Entrevista:O Estado inteligente

terça-feira, fevereiro 28, 2006

Luiz Garcia Magra terça-feira

O GLOBO

Bom assunto para terça-feira de carnaval é Rubem Braga. Logo se dirá por quê — e, dependendo da boa vontade dos amigos, pode colar ou não.

Rubem era um dos que, na década de 50 e nas seguintes, tinham o ofício de cronista de jornal. Ele, Carlos Drummond, Antônio Maria, Fernando Sabino, Paulo Mendes Campos, depois José Carlos de Oliveira. Millôr ainda se concentrava nas páginas de humor de “O Cruzeiro”, e me perdoe quem esqueci.

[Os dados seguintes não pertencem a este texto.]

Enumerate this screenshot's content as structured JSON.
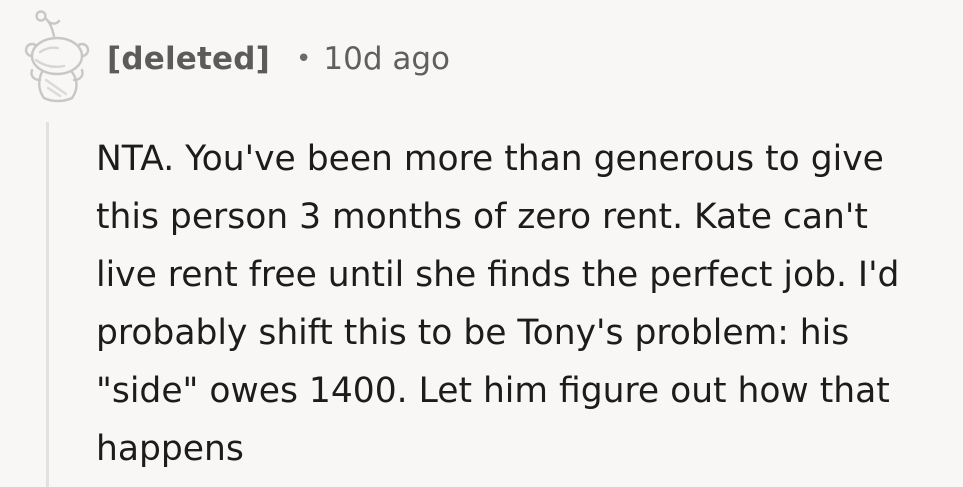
{
  "comment": {
    "author": "[deleted]",
    "separator": "•",
    "timestamp": "10d ago",
    "avatar_icon": "snoo-avatar-icon",
    "body_lines": [
      "NTA. You've been more than generous to give",
      "this person 3 months of zero rent. Kate can't",
      "live rent free until she finds the perfect job. I'd",
      "probably shift this to be Tony's problem: his",
      "\"side\" owes 1400. Let him figure out how that",
      "happens"
    ]
  },
  "colors": {
    "background": "#f9f7f6",
    "text": "#1c1c1c",
    "meta_text": "#5b5b5b",
    "thread_line": "#e3e1df"
  }
}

Cronistas falavam sobre o que lhes dava na telha: amor, costumes, farsantes, mulheres — muitas e lindas (as feias que aceitassem as desculpas do Vinicius) — mas o carnaval não era, com exceções que não recordo, a praia da maioria. Especialmente do Braga.

Por que lembrá-lo exatamente hoje? Ora, porque ele inventou a crônica da falta de assunto. Encarava a página em branco (para os mais novos, página é o que hoje chamamos de tela) e partia cavalgando em todas as direções, aparentemente sem rumo nem propósito. Mas sempre chegava ao fim do espaço determinado, com arte e graça.

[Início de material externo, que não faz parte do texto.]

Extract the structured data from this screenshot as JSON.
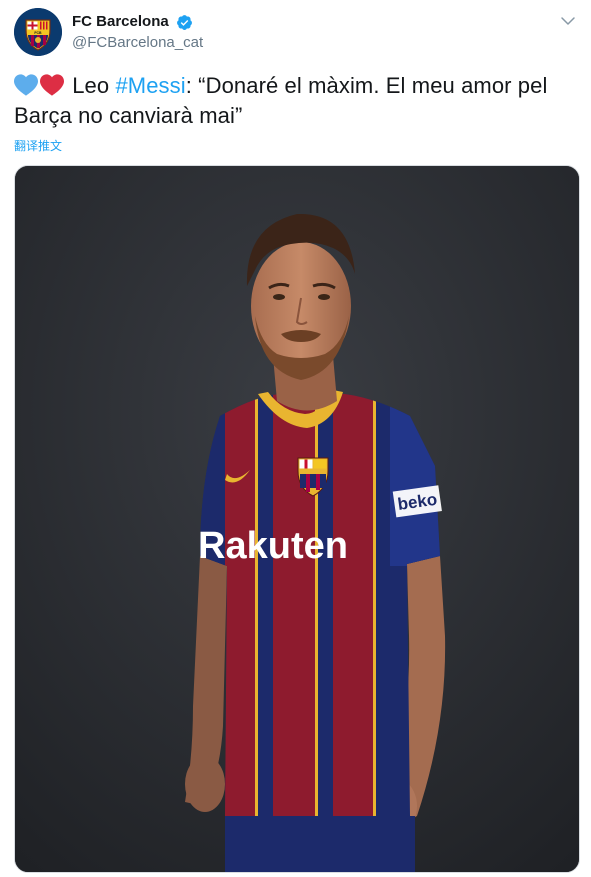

Pois aqui estou, escrevendo para a Terça-Feira Gorda (assim a chamavam) em busca de uma fuga não muito desafinada à data magna da alegria carioca. E só me ocorre lembrar o Rubem, amigo de meu pai, mestre de, quando necessário, escrever sobre coisa nenhuma — e fazê-lo com a boa mecânica das palavras e a bela arte das emoções de um grande humorista triste.

Para encher lingüiça, uma historinha: Rubem tinha má dicção, no que se parecia com o Castelinho (o Castelo Branco que durante anos foi o maior nome da crônica política nacional). Ambos falavam mais para dentro do que para fora. Um dia, garoto ainda, vi-os num jantar, sentados a metros de distância um do outro: dialogaram horas, e quase ninguém entendia patavina. Certamente disseram coisas de alta relevância — mas, para a platéia hipnotizada, era como se fosse uma conversa de fanhos (suponho que não seja politicamente incorreto, mas sempre ouvi dizer que só fanho entende fanho; com a voz enrolada e para dentro dos dois jornalistas, decerto era igual).

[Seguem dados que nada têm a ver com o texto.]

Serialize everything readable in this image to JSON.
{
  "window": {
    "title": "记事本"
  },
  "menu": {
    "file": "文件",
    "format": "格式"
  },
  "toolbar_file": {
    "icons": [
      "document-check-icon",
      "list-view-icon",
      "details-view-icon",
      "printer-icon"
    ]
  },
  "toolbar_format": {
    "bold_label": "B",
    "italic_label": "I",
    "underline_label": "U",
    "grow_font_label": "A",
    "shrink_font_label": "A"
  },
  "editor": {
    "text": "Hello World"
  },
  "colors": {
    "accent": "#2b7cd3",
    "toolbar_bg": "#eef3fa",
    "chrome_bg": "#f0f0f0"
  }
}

A sala toda perdeu uma conversa arguta e espirituosa, mas todos a acompanharam fascinados. Depois, um e outro alegaram que tinham pescado tudo. Mentira: poderia ter sido ali revelada e confirmada a verdadeira razão da renúncia de Jânio Quadros (de quem Castelinho fora secretário e Rubem embaixador em Marrocos) e ninguém pescou uma traíra que fosse.

Enfim, Rubem — e os outros daquele tempo, qualquer um escolha seu preferido — foi mestre daquilo que naquele tempo tinha o nome de crônica (sem mais nada: crônica social já era outra história). Hoje, tudo é artigo. Muitas vezes, envergonhados pastiches da arte de escrever sem assunto.

Como o presente texto.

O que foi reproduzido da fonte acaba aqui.